The conclusions are as follows: (1) MXene/EPDM was prepared by a cost-effective method, which combines mechanical blending with solution blending and disperses by ultrasound. (2) When the concentration of MXene toluene dispersion is 10 wt% and 90 min ultrasonic time, the uniform dispersion can be obtained, and the spacing of MXene is about 50 nm. (3) According to the theoretical model, the intrinsic piezoresistive effect and complex internal structure restrict the conductivity below the percolation threshold. With the increase of filler, exceeding the percolation threshold, the overlap of MXene and the tunneling effect increase the flow of electronic load, which increases the conductivity. (4) MXene/EPDM composites were prepared by grading dissolution and optimization of ultrasonic power and time.
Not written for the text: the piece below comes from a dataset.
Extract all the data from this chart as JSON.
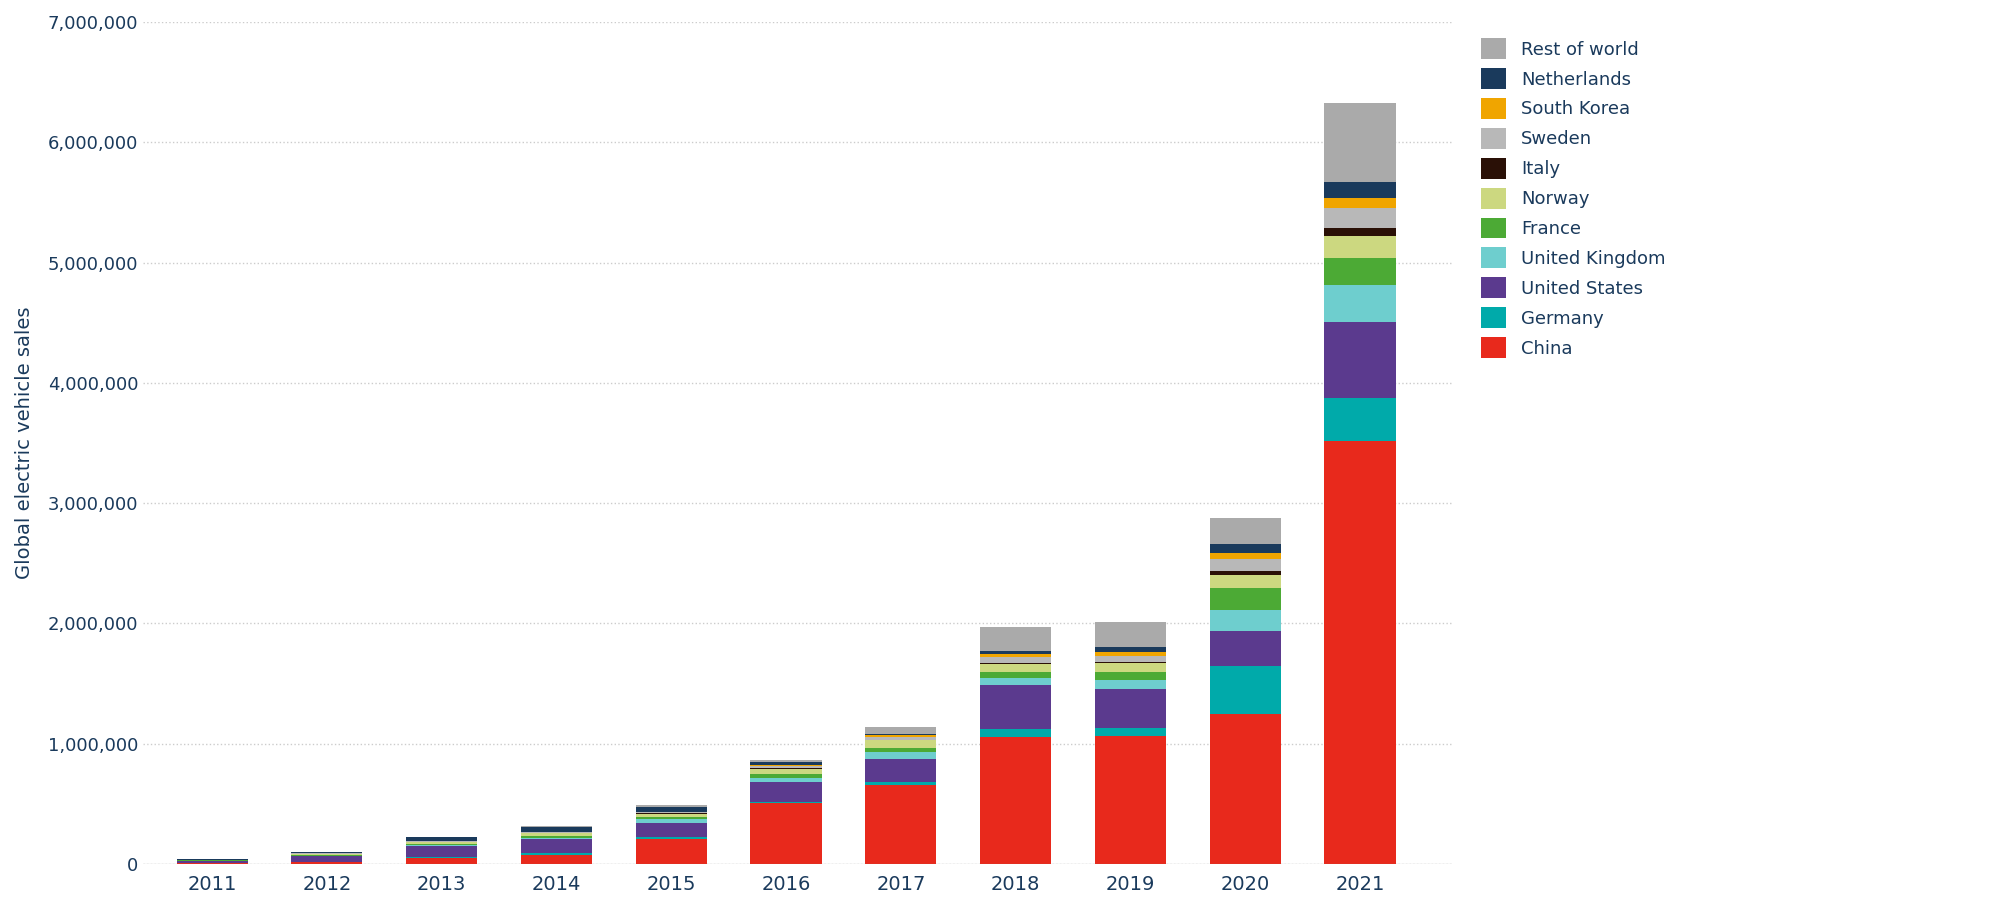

The composites have a low percolation threshold of 2.7 wt% and a high conductivity of 106.6 S/m at 6 wt%. (5) At MXenes loading of 6 wt%, the thermal conductivity increases to 1.57 W/m K. The structure of thermal conductivity significantly improves the reliability of the material and reduces the heat generated by the material in harsh environment. (6) The absorption-dominated SET of 6 wt% MXene/EPDM reaches 50 dB in X-band (8.2–12.4 GHz) and 52 dB in Ku-band (12.4–18 GHz), with a thickness of only 0.3 mm. The MXene critical load required for composites meeting commercial EMI shielding applications (20 dB) with only 3 wt%. MXene/EPDM can be regarded as an ideal shielding material for EMI. (7) MXene/EPDM has excellent thermal conductivity, electrical conductivity and electromagnetic effect. It can be used in the next generation of flexible electronic products by simple and sustainable methods. We believe that MXene/EPDM will provide new ways for applications in next-generation commercial portable flexible electrons.